Akan tetapi, Bhima melihat, penerimaan pajak tahun ini justru turun.
“Termasuk juga tambahan beban dari kereta cepat Whoosh, misalnya Rp 1,2 triliun per tahun yang ditanggung APBN. Jadi ini akan mendorong pelebaran defisit lebih tinggi lagi,” ungkapnya.
Ke depan, Bhima menilai bahwa pemerintah perlu segera mencegah berbagai upaya yang dapat menghambat optimalisasi penerimaan negara, baik dari bea masuk, pajak, maupun penerimaan negara bukan pajak (PNBP), karena hal tersebut seharusnya menjadi prioritas utama pemerintah.

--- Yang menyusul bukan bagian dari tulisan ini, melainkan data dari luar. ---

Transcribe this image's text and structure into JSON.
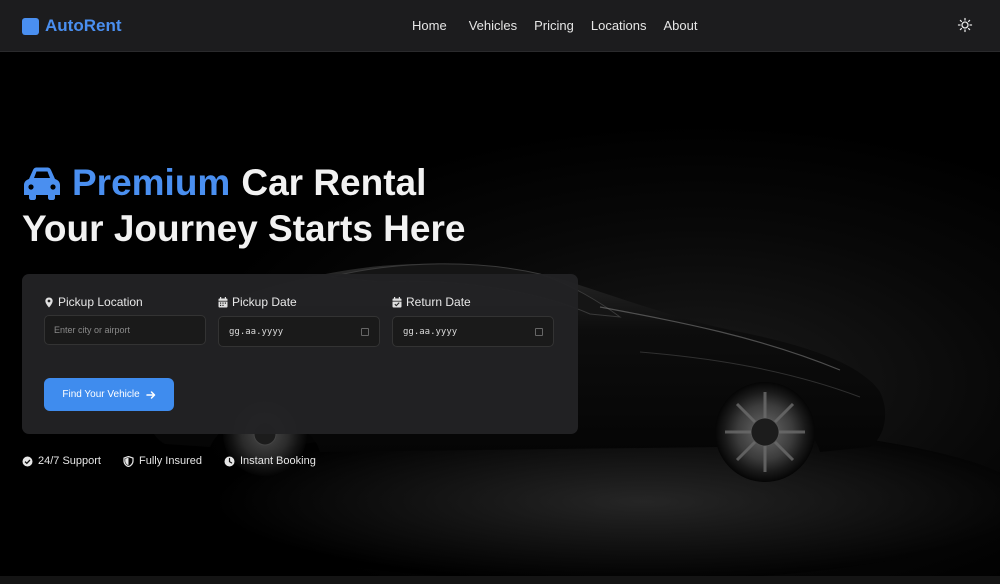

Menurutnya, agar defisit tidak semakin melebar, pemerintah bisa mempertimbangkan kembali belanja yang lebih efisien. Meskipun saat ini tengah dilakukan tahap efisiensi, defisit tetap melebar.
“Artinya efisiensinya masih tumpul ke atas, tajam ke bawah. Nah satu lagi adalah berarti harus mengejar rasio pajak yang lebih tinggi lagi,” ungkapnya.
Maka dari itu, ia mendorong Kementerian Keuangan agar menertibkan berbagai praktik kebocoran pajak seperti under-invoicing, mis-invoicing, dan mis-reporting, serta ketidaksesuaian dokumen bea cukai dengan nilai harga barang yang sebenarnya yang banyak terjadi di berbagai komoditas.
Baca Juga: Mendorong Pertumbuhan Ekonomi, Pemerintah Harus Mengubah Pendekatan dan Strategi
Selain itu, Bhima juga mengingatkan agar Kementerian Keuangan lebih fokus menutup celah-celah perpajakan guna menekan defisit APBN, terutama untuk tahun 2026 dan seterusnya, karena selama ini belum terlihat adanya upaya yang optimal dalam meningkatkan penerimaan negara.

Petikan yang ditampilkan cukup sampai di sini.